Tony Norton nurtures area music

By Bob Arnold

Tony Norton nurtures area music
Tony Norton

Music is alive and well in Southwest Mississippi. Young and old alike who feel called to express themselves through music can develop their skills to play instruments and sing. Musicians who have learned their lessons well can continue to grow in their art by interacting with peers whether they are soloists or want to perform with them in more than a few bands that have emerged in recent years encouraged by the variety of venues and events that flourished to showcase them for appreciative audiences.


There are many reasons for the robust music scene in the area. Tony Norton, who grew up in Loyd Star, is one of them.


Norton, a 1999 graduate of Loyd Star Attendance Center which he started as s kindergartener, opened Downtown Music Academy in 2019 on South Railroad Avenue in Brookhaven with Gregory Smith to teach music and repair musical instruments following the greater part of two decades doing almost anything but music.


After high school, he earned a certificate in welding at Co-Lin, but went to work at Walmart stocking merchandise on the late night shift because he didn’t want to lay oilfield pipelines. “I then spent some time in construction, gutting the old buildings for what is now the Mississippi School of the Arts campus in Brookhaven,” he says.


For 14 years, Norton thought he had found his career in landscaping based in Jackson, first for Lakeland Yard & Garden and then self-employed as a contractor, but his love of music brought him back home nine years ago. “I grew up in a music family,” he recalls. “I was introduced to the guitar in the late 1980s, and jammed with friends. I never played sports. My passion was always music. My sister played guitar, too, and both of us performed.”


When Norton returned to the area, he played shows at Recess and Magnolia Blues in Brookhaven, recorded his own CD album – Songs from an Unfinished House -- and joined other locals -- Shaw Furlow, Tyler Bridge and his later partner at Downtown Music Academy Gregory Smith -- in helping to nurture the nascent music scene in the area. For several years, he recruited new musicians and bands to play on Open Mic nights at the then just-opened Magnolia Blues restaurant.
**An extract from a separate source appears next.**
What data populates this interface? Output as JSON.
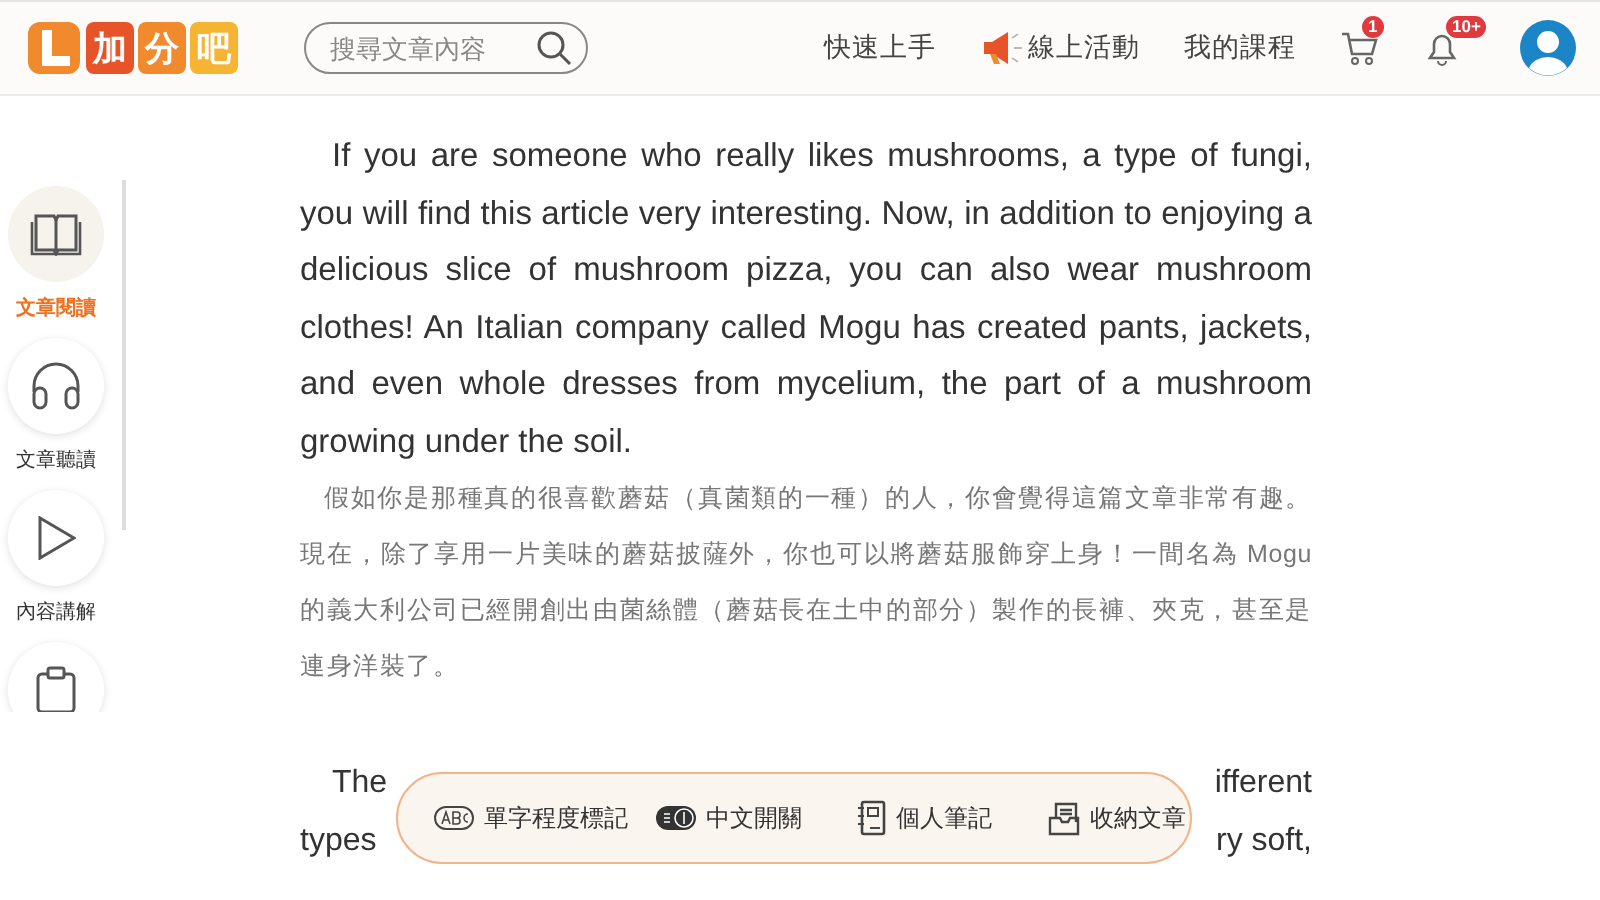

Since 2019, Norton has focused on Downtown Music Academy, which now has eight instructors that teaches more than 100 students aged three years old to 80 years old piano, wind and string instruments. Norton himself teaches beginner guitar and repairs string instruments. His business also repairs wind instruments, rents band instruments and sells string instruments. Its hours are 10 a.m. to 6 p.m. Monday-Friday and 10 a.m. to 1 p.m. on Saturday.


Norton no longer performs, but he continues to compose – “mostly for myself” – in what he consider a “country” style, although he’ll let others decide whether it is or not. His best known song, he says, is Kings of Lincoln County about “growing up as a teen locally, getting married and divorced, people I know dying and special events in my life.” He considers “The Best” his best song which, he says, Cole Furlow, his recording engineer, made it so by bringing our the best in his voice and musical sound. Both are on Songs from an Unfinished House, which refers to the music he made while building the Loyd Star home in which he lives.


Norton has an 18-year-old daughter, a recent culinary arts graduate.


What are your hobbies? I enjoy kayaking and fishing in local waterways – Lake Lincoln and the Homa Chitto River. I also like to cook.

Are you a reader? I am not an avid reader, but I will get into it if it’s weird and quirky. My favorite novel is Confederacy of Dunces.


Do you follow movies or theater? Yes. And the dumber the better! I love comedies and actors Paul Rudd, Jack Black and Bob Bergen.


What would you do with the winnings if you won the lottery? I am happy with my life. My house. My vehicle. But I would like help paying bills. And new experiences would be nice – the red rocks in Colorado, travel to see the northern lights in Alaska or Sweden.


How would you change the world? I like the place in the Invention of Lying where people can’t tell lies. We’d have a better world if people would quit lying.